Dieser Missbrauch im Kleinen – sogar, wenn er für das Gute passiert – ist überraschend und einleuchtend zugleich. Und er macht den Missbrauch im Grossen umso erschreckender.

Zweitens zeigt Eschbachs Buch auf, dass das Genre der Alternate History nicht besonders «einfach» ist, wie ich immer vermutet habe, sondern besonders schwierig. Ich habe es für einfach gehalten, weil man sich als Autor die Fakten so zurechtbiegen kann, wie man sie für eine spannende Geschichte braucht. Charles Babbage hat die Analytical Engine tatsächlich gebaut? So sei es! Doch das allein reicht eben nicht für eine spannende Geschichte – siehe Babbage hätte etwas Besseres verdient. Man muss etwas Interessantes damit anstellen: Etwas, das Bedeutung und Konsequenzen hat.
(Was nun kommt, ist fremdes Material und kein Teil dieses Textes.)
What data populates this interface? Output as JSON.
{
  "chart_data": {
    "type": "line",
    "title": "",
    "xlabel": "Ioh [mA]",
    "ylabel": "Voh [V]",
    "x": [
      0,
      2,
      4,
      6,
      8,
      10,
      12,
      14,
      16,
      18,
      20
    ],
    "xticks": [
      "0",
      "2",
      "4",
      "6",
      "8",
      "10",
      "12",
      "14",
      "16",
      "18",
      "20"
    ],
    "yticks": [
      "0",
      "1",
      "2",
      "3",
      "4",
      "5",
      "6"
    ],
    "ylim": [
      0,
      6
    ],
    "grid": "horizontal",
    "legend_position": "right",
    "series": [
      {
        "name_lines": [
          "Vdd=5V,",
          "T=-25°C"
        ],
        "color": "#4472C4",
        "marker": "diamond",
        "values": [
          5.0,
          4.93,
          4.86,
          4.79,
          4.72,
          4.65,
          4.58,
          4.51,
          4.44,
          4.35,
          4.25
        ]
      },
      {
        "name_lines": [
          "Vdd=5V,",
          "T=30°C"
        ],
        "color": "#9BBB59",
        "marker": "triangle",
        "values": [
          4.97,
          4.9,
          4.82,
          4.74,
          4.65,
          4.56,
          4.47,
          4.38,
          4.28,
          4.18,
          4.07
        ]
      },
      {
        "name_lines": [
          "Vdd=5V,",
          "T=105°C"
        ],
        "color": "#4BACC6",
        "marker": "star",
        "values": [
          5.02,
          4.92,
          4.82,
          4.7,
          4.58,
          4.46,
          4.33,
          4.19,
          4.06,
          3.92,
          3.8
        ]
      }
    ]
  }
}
Und das macht Eschbach: Er lässt die Nationalsozialisten in den Besitz moderner Informationsverarbeitungstechnologie kommen. Man weiss nicht genau, wie weit im Vergleich diese Technik vorangeschritten ist. Und natürlich wurde die Technik auch nicht eins zu eins einfach um gut hundert Jahre nach vorn verlagert. Denn bei diesem Verlauf der Dinge waren nicht die Amerikaner federführend, sondern das deutsche Kaiserreich – auch wenn Eschbach nicht erklärt, wie die Deutschen den Engländern ihren Wettbewerbsvorteil abgenommen haben. Die Technik könnte man vielleicht mit der Formel Steampunk minus Punk, plus Bakelit umschreiben.

Siemens statt IBM

Jedenfalls hat sich Eschbach Mühe gemacht, die Begriffe und Konzepte zu adaptieren und sich auszumalen, wie die Computertechnik ausschaut, wenn nicht IBM und Intel federführend gewesen wären, sondern Siemens und deutsche Ingenieure. Das Standardhandy ist natürlich das Volkstelefon (Votel), und SQL heisst «Strukturierte Abfragesprache». Da kommt der Nerd ausreichend auf seine Rechnung und auch als technisch Unbeleckter hat man keine Mühe mit dem Jargon.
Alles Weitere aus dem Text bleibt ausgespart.